Known Lower Bound: For even $d = c$, we have that $g(d,c) \geq 3^{(c/2)}$. To see this, consider the set of Pareto points of the following form (for $0 \leq i < c/2-1$):
$$
(\underbrace{0,0,\ldots}_{2i \text{ many } 0s},1,2,\underbrace{\ldots,0,0}_{(c-2i-2) \text{ many } 0s})
$$
and
$$
(\underbrace{0,0,\ldots}_{2i \text{ many } 0s},2,1,\underbrace{\ldots,0,0}_{(c-2i-2) \text{ many } 0s})
$$
The co-Pareto points in this case are arbitrary concatenations of $c/2$ many elements from of $\{(0,n), (1,1), (n,0)\}$, such as:


*

*$(0,n,0,n,\ldots,0,n)$

*$(0,n,0,n,\ldots,1,1)$

*$(0,n,0,n,\ldots,n,0)$

*$\ldots$

*$(n,0,n,0,\ldots,n,0)$
 A: Here’s an upper bound of $g(d, c) = O(c^{\lfloor d/2\rfloor})$ for each fixed $d$:
Let the $i$th Pareto point be $\vec p_i = (p_{i1}, p_{i2}, \dotsc, p_{id})$ for each $1 \le i \le c$, and define $p_{0k} = n + 1$ for convenience, so that any co-Pareto point is described by $(p_{i_11} - 1, p_{i_22} - 1, \dotsc, p_{i_dd} - 1)$ for some $0 \le i_1, i_2, \dotsc, i_d \le c$.  Perform the following procedure:


*

*Initialize $j_1 \leftarrow i_1, j_2 \leftarrow i_2, \dotsc, j_d \leftarrow i_d$.

*Initialize $h_1 \leftarrow 1, h_2 \leftarrow 1, \dotsc, h_d \leftarrow 1$.

*For each $k \leftarrow 1, 2, \dotsc, d$:


*

*If $p_{j_k k} \ne p_{j_\ell k}$ for all $\ell \ne k$:


*

*Choose $\ell \ne k$ to maximize $p_{j_\ell k}$ with $j_\ell \ne 0$.

*Assign $j_k \leftarrow j_\ell$ and $h_k \leftarrow 0$.

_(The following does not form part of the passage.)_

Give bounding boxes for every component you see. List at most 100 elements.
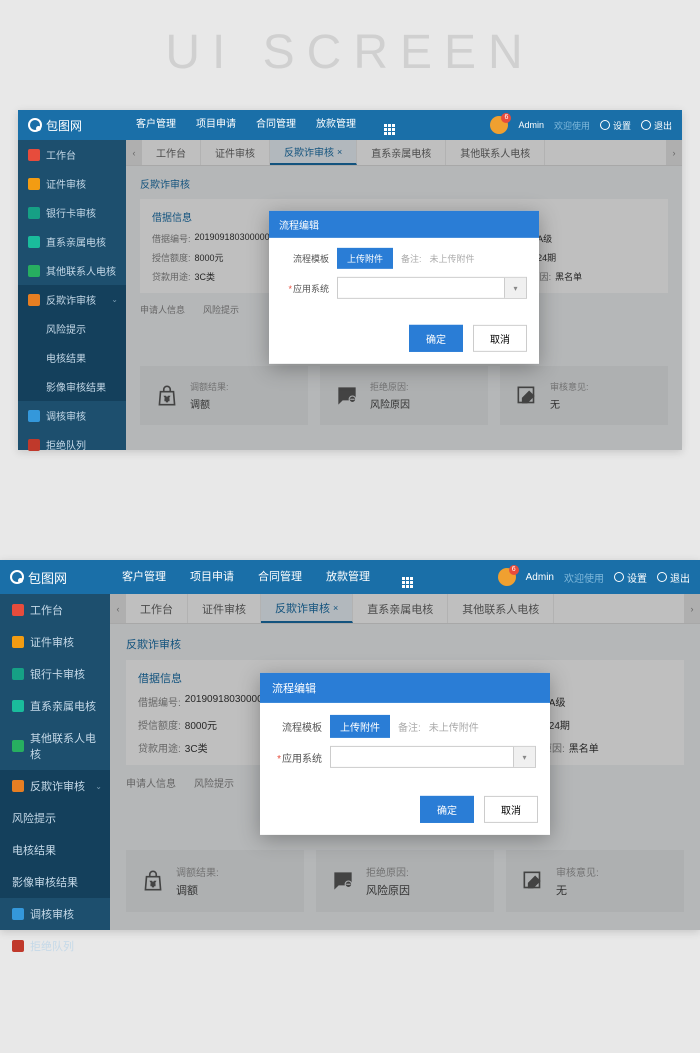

This loop maintains the invariant that $(p_{i_11} - h_1, p_{i_22} - h_2, \dotsc, p_{i_dd} - h_d)$ is co-Pareto within the $(d - k)$-dimensional slice defined by fixing the first $k$ coordinates after step $k$.
The result is a tuple $(j_1, j_2, \dotsc, j_d)$ where every element occurs at least twice (there are $O(c^{\lfloor d/2\rfloor})$ such tuples for fixed $d$), and a tuple $(h_1, h_2, \dotsc, h_d)$ of bits (there are $O(1)$ such tuples for fixed $d$).  Given these tuples, we can uniquely recover the original co-Pareto point:


*

*Initialize $i_1 \leftarrow j_1, i_2 \leftarrow j_2, \dotsc, i_d \leftarrow j_d$.

*For each $k \leftarrow d, d - 1, \dotsc, 1$:


*

*If $h_k = 0$:


*

*Assign $h_k = 1$.

*Assign $i_k$ to minimize $p_{i_k k}$ such that $f(p_{i_11} - h_1, p_{i_22} - h_2, \dotsc, p_{i_dd} - h_d) = \mathbf{false}$.




Therefore, there are $O(c^{\lfloor d/2\rfloor})$ co-Pareto points.